Here's a guest post by my friend (everybody's friend), Jeff Gerke
Okay, let's be honest here. How many of us who call ourselves Christians are utterly righteous in our minds? It seems to me that we all live a double life, one in which we talk the Christian talk (and, hopefully, walk the Christian walk), but on another level, our minds are thinking entirely...other...things.
Not very nice things. Downright mean things or selfish things or fearful things or lustful things or jealous things or greedy things or scandalous things--even illegal things. Thoughts that would get us in trouble with our friends, pastors, spouses, bosses, or even the police.
Maybe I'm oversharing here, but I find that I'm fully capable of humming a Christian worship song while simultaneously sinning. I surprise myself sometimes that I'm able to have both parts going on at the same time. You'd think I'd have to shut off the one to do the other, but it seems I'm quite capable of having both in hand at once.
You should see my journal. You'd be shocked at what I lay out before God. (That's why I password protect it!)
This state of affairs bothers me. I've been a Christian for 32 years--graduated seminary and been on staff at a church. I'm confident in my faith walk with Jesus. Now, wouldn't you think that someone like that would be purified in heart by now? Yet I find that my inner voice is both sacred and profane. I am simultaneously capable of compassion and holiness of thought and deed AND of a calculating sort of...un-Christian thought and deed that would surprise you.
The sort of thing that Christian men tell each other on the last night of a men's retreat. And, I assume, that Christian women tell each other...sometime.
My question is whether this is a bad thing or if it's just a true picture of the Christian mind. We look around us at Christian leaders we respect, and we tend to assume that they are as pure on the inside as they seem to be on the outside. But I suspect that if we were to get to really know them, we'd see the humanness and sinfulness still there.
Certainly we've seen so many "fall." So where did the fall come from? Were they total pretenders from the beginning and never true Christians at all, or were they MIXED, like I am, true Christians who just got too far over to that other side of things?
Maybe it's that Christians are the only ones with something OTHER than that calculating sinfulness in us. Maybe unbelievers have just the one sort of thinking most of the time. So is it a blessing or a curse (in a sense) to be possessed of both minds? At least Christians are CAPABLE of true righteousness. Occasionally.
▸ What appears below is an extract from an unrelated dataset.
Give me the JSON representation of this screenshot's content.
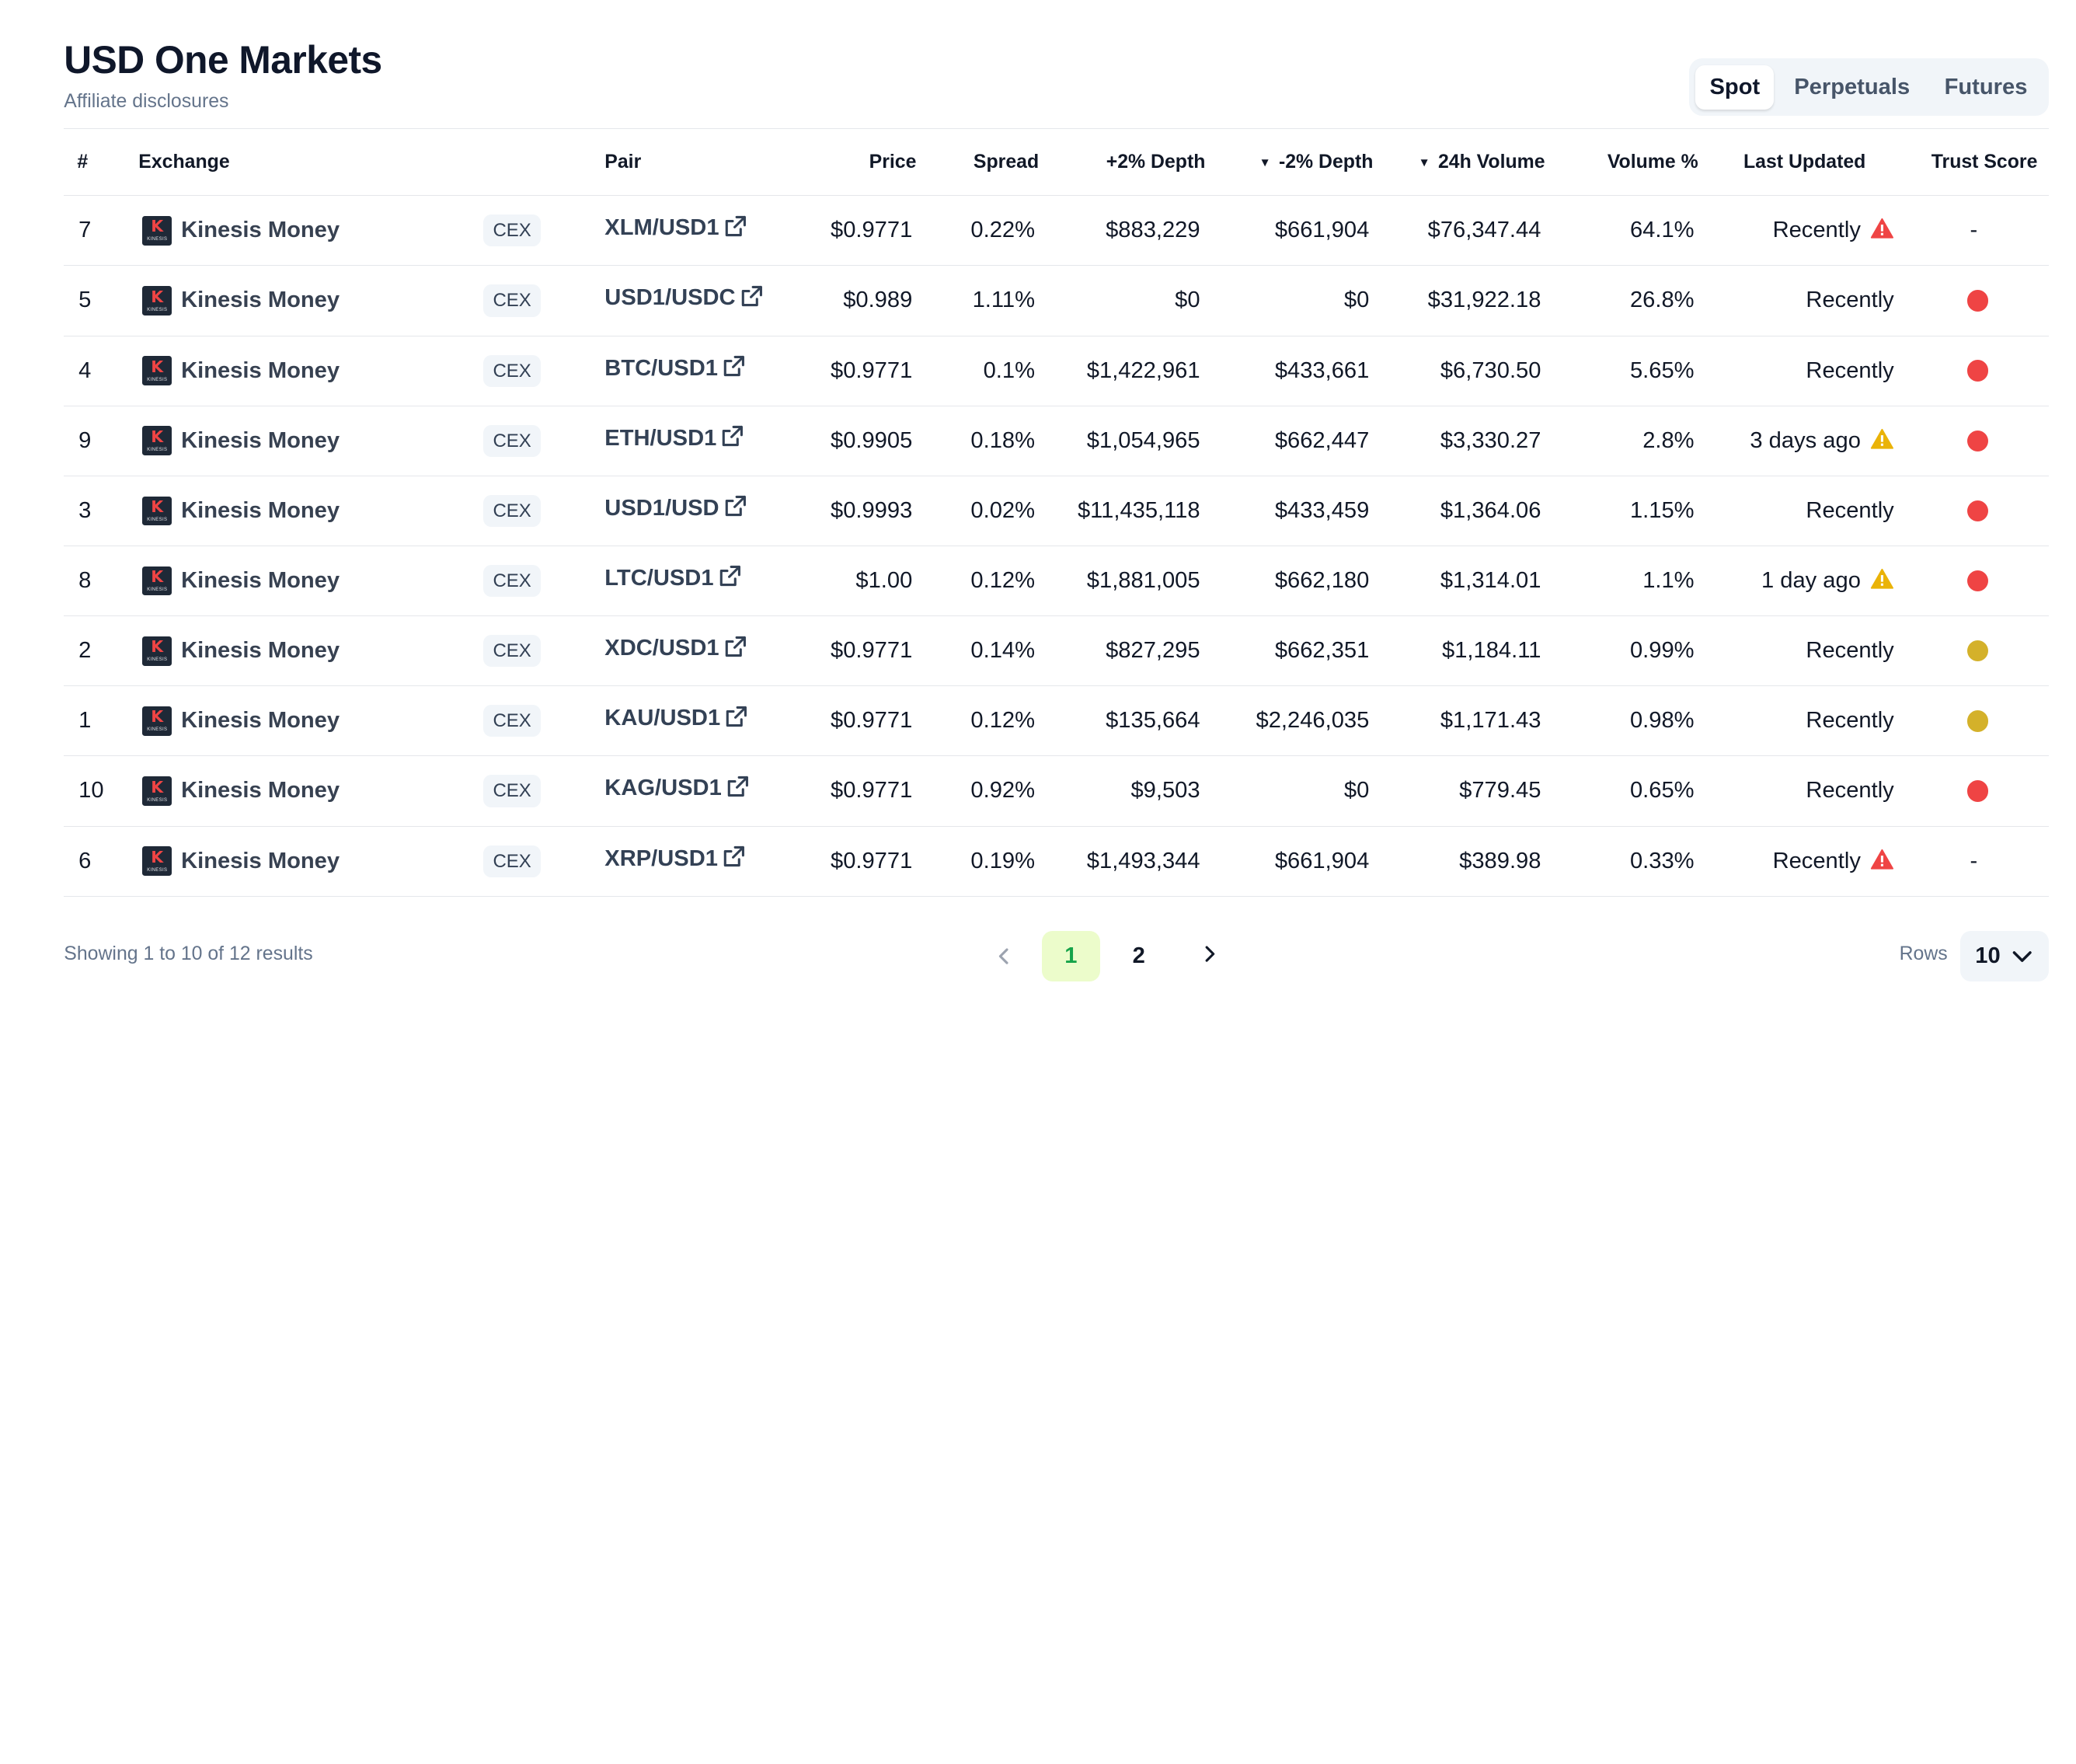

I'm able to accept my situation as being normative for what Christianity really looks like. I know I'm a real Christian even though I have this whole other LARGE part of my brain that doesn't look like what Christianity is supposed to look like. I'm okay with it. I know God's working in me every day.
But I wish I heard more Christians talking about this, admitting their own dark or impure or uncharitable thoughts. And not just individual thoughts, but continuous thinking from a mind that has both light and darkness in it.
Personally, I think many Christians are in a form of bondage over this. We're led to believe that we should be as shiny pure on the inside as we say we are on the outside, and when the reality is that we still have all those "other" thoughts, we condemn ourselves. We succumb to the voice of shame. We redouble our efforts and our prayers and our spiritual disciplines to try to make the inside line up with the outside. And ultimately we fail. Rinse. Repeat.
How wonderful, how FREEING, it would be for Christians to accept that this BOTH/AND situation is normal and to accept themselves in their mental plurality. To understand that it's not only OKAY but NORMAL for a Christian to be capable of both mercy and murder, of love and lust, and that it's only the Holy Spirit in His very, very long sanctification process that can make a change. Our efforts only slow things down.
And to accept that probably we'll be on our deathbeds still thinking holy and heinous thoughts at the same time.
Don't you think a wider honesty and openness about this would be a healthy thing? Or are we too scared to "go first" in case others say, "What? I'm not like that at ALL. What's wrong with you?"
Well, I just went first.
So those are Darth Jeff's thoughts. Comments anyone?